A host bus adapter (HBA), such as a network interface card (NIC), provides input/output (I/O) processing and physical connectivity between a host or server with another storage and/or network device (e.g., a physical network switch). Single root input/output virtualization (SRIOV) is a network interface that allows a single PCIe device to appear to be multiple separate PCIe devices in a virtual environment by offering both a plurality of physical functions (PFs) and a plurality of virtual functions (VFs), wherein the PFs are full-featured PCIe functions and the virtual functions (VFs) are “lightweight” functions that allow different virtual components (e.g., virtual machines) on the host to share the single PCIe device. A HBA in SRIOV mode is configured to have multiple PFs and VFs to provide both physical and virtual connections, respectively, between a plurality of virtual machines (VMs) running on the host to a storage or network device.

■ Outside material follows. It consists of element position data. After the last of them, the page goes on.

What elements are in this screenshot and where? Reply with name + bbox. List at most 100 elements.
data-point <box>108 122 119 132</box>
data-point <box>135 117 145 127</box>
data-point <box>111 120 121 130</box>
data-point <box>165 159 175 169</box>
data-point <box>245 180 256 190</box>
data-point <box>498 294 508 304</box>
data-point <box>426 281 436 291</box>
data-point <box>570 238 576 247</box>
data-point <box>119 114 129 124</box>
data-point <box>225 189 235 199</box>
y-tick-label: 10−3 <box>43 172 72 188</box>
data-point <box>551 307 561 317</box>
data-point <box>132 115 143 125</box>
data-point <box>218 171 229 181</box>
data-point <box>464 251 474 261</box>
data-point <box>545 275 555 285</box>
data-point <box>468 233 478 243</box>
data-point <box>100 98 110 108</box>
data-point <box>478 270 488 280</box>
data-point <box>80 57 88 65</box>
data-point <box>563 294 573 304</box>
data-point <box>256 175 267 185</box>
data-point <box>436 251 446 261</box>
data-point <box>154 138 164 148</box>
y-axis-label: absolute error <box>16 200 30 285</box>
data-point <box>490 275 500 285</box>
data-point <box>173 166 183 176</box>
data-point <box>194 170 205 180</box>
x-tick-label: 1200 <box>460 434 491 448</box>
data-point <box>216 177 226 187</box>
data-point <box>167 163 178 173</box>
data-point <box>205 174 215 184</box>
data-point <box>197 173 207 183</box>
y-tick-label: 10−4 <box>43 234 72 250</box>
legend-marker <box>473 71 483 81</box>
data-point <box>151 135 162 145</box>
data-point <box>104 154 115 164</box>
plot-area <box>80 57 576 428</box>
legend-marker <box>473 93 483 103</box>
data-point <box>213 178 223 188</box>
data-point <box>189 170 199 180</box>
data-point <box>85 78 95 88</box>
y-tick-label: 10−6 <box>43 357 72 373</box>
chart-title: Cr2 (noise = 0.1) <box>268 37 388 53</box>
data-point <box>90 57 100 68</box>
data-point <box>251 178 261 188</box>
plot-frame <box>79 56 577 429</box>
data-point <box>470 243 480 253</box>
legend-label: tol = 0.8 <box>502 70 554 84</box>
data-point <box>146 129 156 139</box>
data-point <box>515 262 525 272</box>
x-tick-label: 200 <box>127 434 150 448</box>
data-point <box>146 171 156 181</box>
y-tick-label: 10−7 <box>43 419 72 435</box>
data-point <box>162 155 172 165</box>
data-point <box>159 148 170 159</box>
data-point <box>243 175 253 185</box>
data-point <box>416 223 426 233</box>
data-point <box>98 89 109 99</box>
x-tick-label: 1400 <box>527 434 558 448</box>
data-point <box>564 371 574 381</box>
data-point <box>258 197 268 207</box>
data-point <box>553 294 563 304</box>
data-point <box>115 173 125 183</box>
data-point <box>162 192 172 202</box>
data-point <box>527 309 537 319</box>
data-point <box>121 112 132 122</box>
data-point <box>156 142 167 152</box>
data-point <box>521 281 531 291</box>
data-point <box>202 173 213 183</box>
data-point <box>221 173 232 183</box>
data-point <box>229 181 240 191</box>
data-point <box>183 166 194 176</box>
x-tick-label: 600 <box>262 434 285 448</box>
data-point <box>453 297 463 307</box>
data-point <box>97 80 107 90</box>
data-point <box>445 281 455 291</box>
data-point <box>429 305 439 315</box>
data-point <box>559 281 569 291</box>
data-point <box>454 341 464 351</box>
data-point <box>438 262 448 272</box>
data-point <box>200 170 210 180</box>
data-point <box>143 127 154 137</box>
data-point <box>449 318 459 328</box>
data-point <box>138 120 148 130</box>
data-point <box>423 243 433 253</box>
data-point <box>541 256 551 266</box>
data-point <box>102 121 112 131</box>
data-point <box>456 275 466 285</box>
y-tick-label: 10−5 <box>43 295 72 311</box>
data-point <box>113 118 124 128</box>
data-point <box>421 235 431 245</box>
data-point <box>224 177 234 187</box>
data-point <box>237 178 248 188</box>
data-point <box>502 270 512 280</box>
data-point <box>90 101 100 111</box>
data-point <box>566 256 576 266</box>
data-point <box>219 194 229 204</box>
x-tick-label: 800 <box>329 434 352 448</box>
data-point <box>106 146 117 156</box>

Aggregation (also referred as bonding and teaming) of communication links between the VMs (or its applications) running on the host and the storage or network device is adopted to provide increased bandwidth beyond what a single link can provide and also to provide redundancy in case of link failures. Currently, link aggregation is done by creating a bonding interface in the host OS with two or more ports participating in the link aggregation, wherein the VMs running on the host can send or receive network traffic via the bonding interface. Under such setup, if link redundancy is required for a VM with VF assigned (PCIe pass-through), at least two VFs from different PFs of the HBA must be assigned to and be bonded in the VM, which reduces the number of VFs available and thus the number of VMs that can run on the host. Furthermore, the setup may provide higher bandwidth than required for the VM, which may increase the overall cost of the host. In addition, performing link aggregation in the host OS requires extra CPU cycles for link monitoring and driving the network traffic based on the bonding algorithm configured, thus putting extra burden on the computing and networking resources of the host. Finally, some of the HBA offload features may get disabled when link aggregation is enabled. In the non-limiting example of an NIC, bonding mode such as round-robin, large receive offload (LRO) and TCP segmentation offload (TSO) are disabled for the ports participating in the bonding when bonding for link aggregation is enabled, which results in reduced throughput of the NIC. As such, it is desirable to offload the link aggregation from the host.
The foregoing examples of the related art and limitations related therewith are intended to be illustrative and not exclusive. Other limitations of the related art will become apparent upon a reading of the specification and a study of the drawings.